The more she struggled and fought, the tighter the chain wound. The links slipped together with a series of quiet clicks, forming a seamless band.
Morwen gritted her teeth and snarled. Her gaze drilled into my employer, and her fingers were tensed like talons. She was shaking with anger. “Why won’t my hands work?” she demanded.
“Because of the work you would put them to,” Jackaby replied. “You’re bound by my will until I give you leave to go.”
He inspected the pouch at her side and found a single remaining hex-acorn within it. She growled as he relieved her of the trinket, but she could do nothing to stop him as he tucked it away into one of the myriad pockets of his coat. Behind him a piece of plaster the size of a dinner plate slipped from the demolished wall and landed atop the debris with a crash.
Mayor Spade stood watching from the ruined bathroom, looking rather like the bathtub had flattened him instead of his wife. He opened his mouth and closed it. He stared at Morwen. The damage done to his home was slight compared to the ruins that had just been made of the poor man’s life.
“Mr. Spade,” I said. “I’m so sorry you had to find out this way.”
The mayor only hung his head. “I have been a terrible fool.”
“Yes,” Jackaby said gently. “Yes, you have. Well then, I think we’re finished here. Sorry about the mess, Mayor. Let me know if you need a good contractor for that wall, I’m happy to call in a favor or two. Don’t trouble yourself, Bertram. We’ll see ourselves out.”
Chapter Thirty-Five
The mayor’s estate was not the only property to have suffered that day; Jackaby’s house at 926 Augur Lane looked as though it had barely survived a war. The damage around us felt raw and personal as we stepped back inside. I tried not to think about the fact that the worst of it was still nothing compared to the carnage that would ensue if the earth and Annwyn became one.
Toby skittered into the foyer and wound several circles around Charlie’s legs. Even Douglas flapped up onto the bookshelf and bobbed happily from one foot to the other. We had a lot of work ahead of us, but ransacked or not, it was a relief to be home.
“What are you going to do with her?” I asked. Jackaby still had Morwen bound with his chain of sky-iron. She had said nothing since we had left the mayor’s estate.

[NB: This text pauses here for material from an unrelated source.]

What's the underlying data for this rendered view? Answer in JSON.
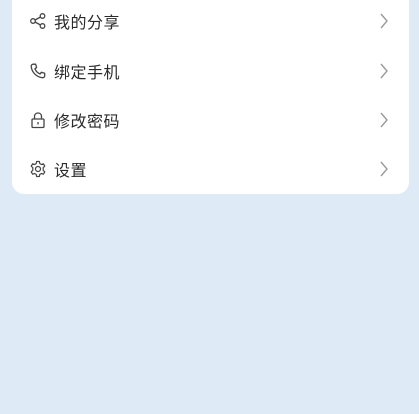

“We’re going to ask her a few questions,” said Jackaby. “We’ll start with finding out where she stowed her brother’s machine and then move on to the rest of her family. It may take time. This chain prevents her from actively fighting against me, but it can’t compel her to cooperate any more than that. For now, we will simply keep her out of trouble.” Morwen narrowed her eyes but said nothing. “The cellar is still the most secure chamber on the property. It was originally meant to keep undesirables out, of course, but it should serve just as well to keep this one in until we’re ready to deal with her.”
“It was originally meant to store jam,” said Jenny, “but in light of our current state of affairs, I suppose it’s a good thing you renovated.”

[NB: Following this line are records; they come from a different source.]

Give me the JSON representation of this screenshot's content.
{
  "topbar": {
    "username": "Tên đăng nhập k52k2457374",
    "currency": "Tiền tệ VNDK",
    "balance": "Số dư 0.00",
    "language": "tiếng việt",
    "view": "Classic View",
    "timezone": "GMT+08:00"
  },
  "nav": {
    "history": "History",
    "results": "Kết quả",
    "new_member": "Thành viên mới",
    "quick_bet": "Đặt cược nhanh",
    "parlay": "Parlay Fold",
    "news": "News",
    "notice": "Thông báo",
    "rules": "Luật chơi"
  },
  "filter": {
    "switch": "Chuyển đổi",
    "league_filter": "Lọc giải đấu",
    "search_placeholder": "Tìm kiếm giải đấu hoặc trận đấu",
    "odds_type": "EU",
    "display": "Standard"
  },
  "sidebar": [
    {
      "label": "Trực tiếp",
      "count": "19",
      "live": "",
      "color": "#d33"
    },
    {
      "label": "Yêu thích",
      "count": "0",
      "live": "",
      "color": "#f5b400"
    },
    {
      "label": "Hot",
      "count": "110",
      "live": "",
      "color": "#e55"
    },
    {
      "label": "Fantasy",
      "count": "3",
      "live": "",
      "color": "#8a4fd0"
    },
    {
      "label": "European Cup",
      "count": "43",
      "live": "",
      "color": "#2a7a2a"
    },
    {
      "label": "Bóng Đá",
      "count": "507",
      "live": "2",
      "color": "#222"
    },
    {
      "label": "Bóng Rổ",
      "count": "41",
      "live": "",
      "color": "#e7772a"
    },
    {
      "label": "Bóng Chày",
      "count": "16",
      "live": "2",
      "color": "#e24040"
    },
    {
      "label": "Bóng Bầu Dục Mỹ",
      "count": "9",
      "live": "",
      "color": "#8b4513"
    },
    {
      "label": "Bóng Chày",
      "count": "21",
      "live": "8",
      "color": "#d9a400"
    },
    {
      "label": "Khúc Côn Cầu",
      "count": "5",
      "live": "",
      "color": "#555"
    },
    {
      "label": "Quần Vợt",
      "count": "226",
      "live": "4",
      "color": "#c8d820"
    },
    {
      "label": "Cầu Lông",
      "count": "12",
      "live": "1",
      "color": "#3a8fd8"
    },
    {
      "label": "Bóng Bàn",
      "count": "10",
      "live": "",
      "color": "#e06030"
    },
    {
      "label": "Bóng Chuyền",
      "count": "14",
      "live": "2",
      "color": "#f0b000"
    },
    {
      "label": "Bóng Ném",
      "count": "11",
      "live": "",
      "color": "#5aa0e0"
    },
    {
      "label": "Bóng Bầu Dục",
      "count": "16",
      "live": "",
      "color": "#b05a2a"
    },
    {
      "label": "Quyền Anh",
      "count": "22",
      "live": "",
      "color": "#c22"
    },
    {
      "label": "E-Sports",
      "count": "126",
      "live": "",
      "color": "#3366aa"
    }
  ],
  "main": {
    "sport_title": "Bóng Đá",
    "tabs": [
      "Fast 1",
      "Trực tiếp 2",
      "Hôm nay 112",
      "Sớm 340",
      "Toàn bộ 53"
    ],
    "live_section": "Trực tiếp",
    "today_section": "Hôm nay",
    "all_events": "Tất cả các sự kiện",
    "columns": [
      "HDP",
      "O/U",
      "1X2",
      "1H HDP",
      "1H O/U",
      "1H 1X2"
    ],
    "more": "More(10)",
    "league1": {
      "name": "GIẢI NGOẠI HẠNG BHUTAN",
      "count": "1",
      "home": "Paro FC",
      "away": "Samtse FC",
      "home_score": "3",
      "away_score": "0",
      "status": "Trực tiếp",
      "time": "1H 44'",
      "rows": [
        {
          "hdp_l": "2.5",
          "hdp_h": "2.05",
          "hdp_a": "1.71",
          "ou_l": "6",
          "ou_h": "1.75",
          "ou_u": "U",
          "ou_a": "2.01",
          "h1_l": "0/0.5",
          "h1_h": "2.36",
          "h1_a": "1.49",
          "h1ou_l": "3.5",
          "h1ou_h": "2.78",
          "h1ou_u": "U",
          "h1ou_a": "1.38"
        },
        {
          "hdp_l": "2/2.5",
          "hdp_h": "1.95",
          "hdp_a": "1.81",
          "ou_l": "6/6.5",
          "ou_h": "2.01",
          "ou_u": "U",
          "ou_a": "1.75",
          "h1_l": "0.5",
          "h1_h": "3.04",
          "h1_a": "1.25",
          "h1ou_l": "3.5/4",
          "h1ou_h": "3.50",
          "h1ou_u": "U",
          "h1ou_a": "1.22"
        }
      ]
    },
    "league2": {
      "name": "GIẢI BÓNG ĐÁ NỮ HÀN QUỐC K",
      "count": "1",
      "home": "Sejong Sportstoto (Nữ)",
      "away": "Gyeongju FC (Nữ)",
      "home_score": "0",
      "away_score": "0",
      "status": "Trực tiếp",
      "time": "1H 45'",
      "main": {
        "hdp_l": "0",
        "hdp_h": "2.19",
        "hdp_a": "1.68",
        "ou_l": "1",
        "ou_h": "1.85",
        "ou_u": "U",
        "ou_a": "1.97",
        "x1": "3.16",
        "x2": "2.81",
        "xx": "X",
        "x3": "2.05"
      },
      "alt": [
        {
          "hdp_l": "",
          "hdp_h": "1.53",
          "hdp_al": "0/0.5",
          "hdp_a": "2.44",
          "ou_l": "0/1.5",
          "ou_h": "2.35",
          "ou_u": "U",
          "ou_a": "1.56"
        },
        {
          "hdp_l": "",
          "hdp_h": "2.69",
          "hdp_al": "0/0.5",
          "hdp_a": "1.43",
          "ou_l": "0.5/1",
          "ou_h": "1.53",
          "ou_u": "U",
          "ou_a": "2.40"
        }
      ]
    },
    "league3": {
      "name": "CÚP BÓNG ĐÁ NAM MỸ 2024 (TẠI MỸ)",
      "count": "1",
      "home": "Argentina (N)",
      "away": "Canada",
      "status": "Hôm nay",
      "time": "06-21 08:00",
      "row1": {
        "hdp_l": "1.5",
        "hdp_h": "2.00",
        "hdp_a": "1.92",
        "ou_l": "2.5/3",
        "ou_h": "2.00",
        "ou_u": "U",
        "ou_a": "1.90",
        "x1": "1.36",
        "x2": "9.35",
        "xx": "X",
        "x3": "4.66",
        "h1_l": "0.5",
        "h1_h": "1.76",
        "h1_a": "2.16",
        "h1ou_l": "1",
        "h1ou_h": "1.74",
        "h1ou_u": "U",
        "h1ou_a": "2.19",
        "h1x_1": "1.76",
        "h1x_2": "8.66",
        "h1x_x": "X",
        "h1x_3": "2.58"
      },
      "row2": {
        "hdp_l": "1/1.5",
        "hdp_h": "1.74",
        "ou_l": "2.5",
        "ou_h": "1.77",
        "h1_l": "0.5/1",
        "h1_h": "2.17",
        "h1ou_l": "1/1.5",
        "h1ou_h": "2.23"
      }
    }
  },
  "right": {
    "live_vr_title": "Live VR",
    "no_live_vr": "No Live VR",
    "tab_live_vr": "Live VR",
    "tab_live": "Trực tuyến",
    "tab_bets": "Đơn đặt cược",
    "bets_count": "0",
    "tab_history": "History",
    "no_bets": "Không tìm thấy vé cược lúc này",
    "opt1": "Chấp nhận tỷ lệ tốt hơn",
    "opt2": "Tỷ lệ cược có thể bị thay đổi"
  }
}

“Mr. Barker, would you be so kind as to see our guest secured soundly in the cellar?” Jackaby commended his prisoner into Charlie’s care, and Charlie led her off through the house and toward the back of the building. Before they turned the corner, Morwen shot one last acid glare at Jenny. Jenny did not return the woman’s venom, but simply watched them with a blank expression until they had stepped out of sight.